Even a toddler has had years worth of dual high resolution video feeds, experiencing motion, ego-motion and interaction with objects in a 3D space. For an AI those pictures are literally all it knows about existence, the equivalent of a toddler that's been completely paralyzed since birth, blind on one eye and sedated while cared for so the only visual stimuli it's experienced ever is that slideshow. It's not an apples to apples comparison.
We've recently been making great strides in unsupervised pre-training. Basically we let the model study a ton of unlabeled data first, then it turns out we need only a few labeled examples/counterexamples to identify a class. The reason you need counters is that you don't know if the class you're trying to find is "insect" or "bee" so we also need some information on what's not bees.
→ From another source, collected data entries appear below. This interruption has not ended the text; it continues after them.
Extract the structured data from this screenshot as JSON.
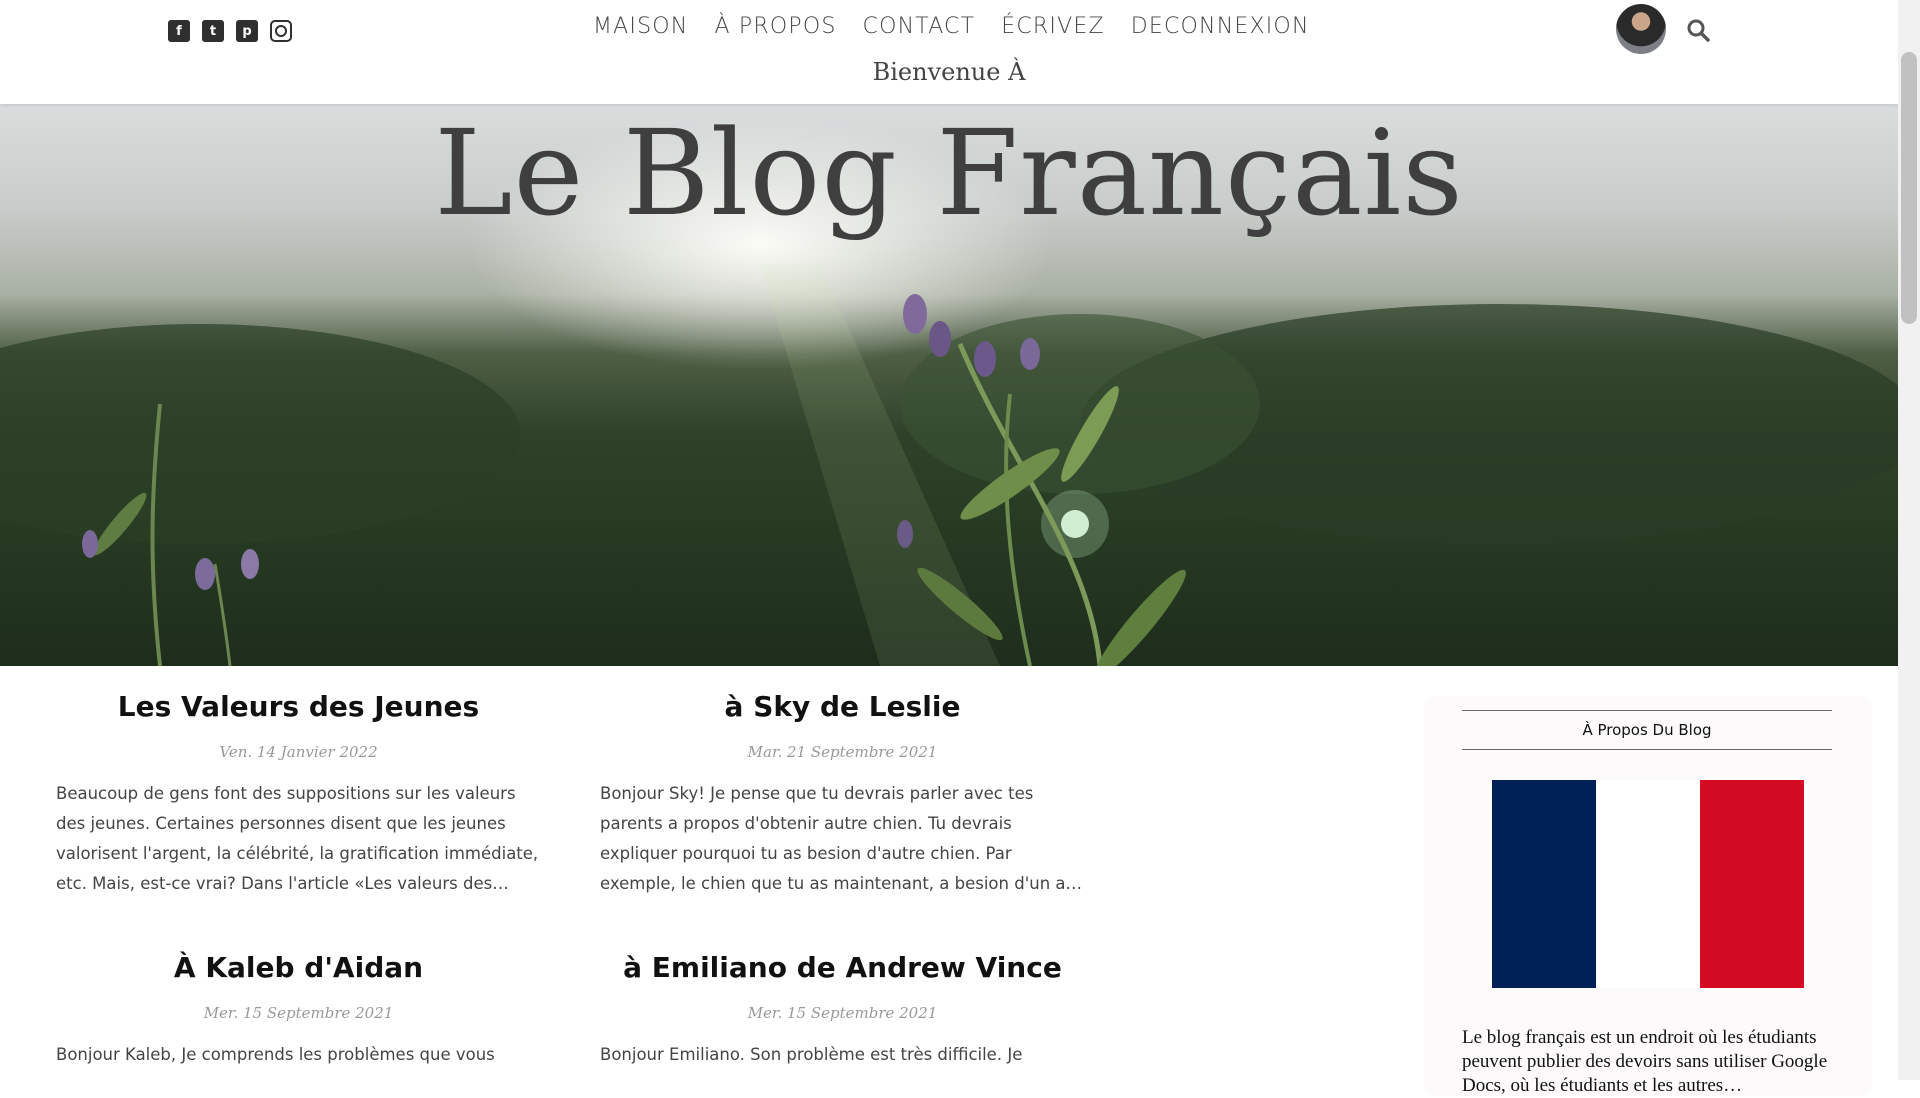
{
  "social": [
    "facebook-icon",
    "twitter-icon",
    "pinterest-icon",
    "instagram-icon"
  ],
  "nav": {
    "items": [
      "MAISON",
      "À PROPOS",
      "CONTACT",
      "ÉCRIVEZ",
      "DECONNEXION"
    ]
  },
  "header": {
    "welcome": "Bienvenue À",
    "search_icon": "search-icon"
  },
  "hero": {
    "title": "Le Blog Français"
  },
  "posts": [
    {
      "title": "Les Valeurs des Jeunes",
      "date": "Ven. 14 Janvier 2022",
      "excerpt": "Beaucoup de gens font des suppositions sur les valeurs des jeunes. Certaines personnes disent que les jeunes valorisent l'argent, la célébrité, la gratification immédiate, etc. Mais, est-ce vrai? Dans l'article «Les valeurs des…"
    },
    {
      "title": "à Sky de Leslie",
      "date": "Mar. 21 Septembre 2021",
      "excerpt": "Bonjour Sky! Je pense que tu devrais parler avec tes parents a propos d'obtenir autre chien. Tu devrais expliquer pourquoi tu as besion d'autre chien. Par exemple, le chien que tu as maintenant, a besion d'un a…"
    },
    {
      "title": "À Kaleb d'Aidan",
      "date": "Mer. 15 Septembre 2021",
      "excerpt": "Bonjour Kaleb, Je comprends les problèmes que vous"
    },
    {
      "title": "à Emiliano de Andrew Vince",
      "date": "Mer. 15 Septembre 2021",
      "excerpt": "Bonjour Emiliano. Son problème est très difficile. Je"
    }
  ],
  "sidebar": {
    "widget_title": "À Propos Du Blog",
    "about_text": "Le blog français est un endroit où les étudiants peuvent publier des devoirs sans utiliser Google Docs, où les étudiants et les autres…",
    "flag_colors": [
      "#002157",
      "#ffffff",
      "#d20a23"
    ]
  },
  "colors": {
    "text": "#111111",
    "nav": "#444444",
    "date": "#999999"
  }
}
Of course that's still only a fraction of the human mind, but it's hard sometimes to distinguish between reasoning ability and information compression. The more you're able to reason about the world, the more you can derive, the more compact your representation of the world is. If that was a scientist turning raw observations into a formula we'd call that intelligence, if it's a computer creating a compact representation through decomposing/deconstructing a complex result it's not.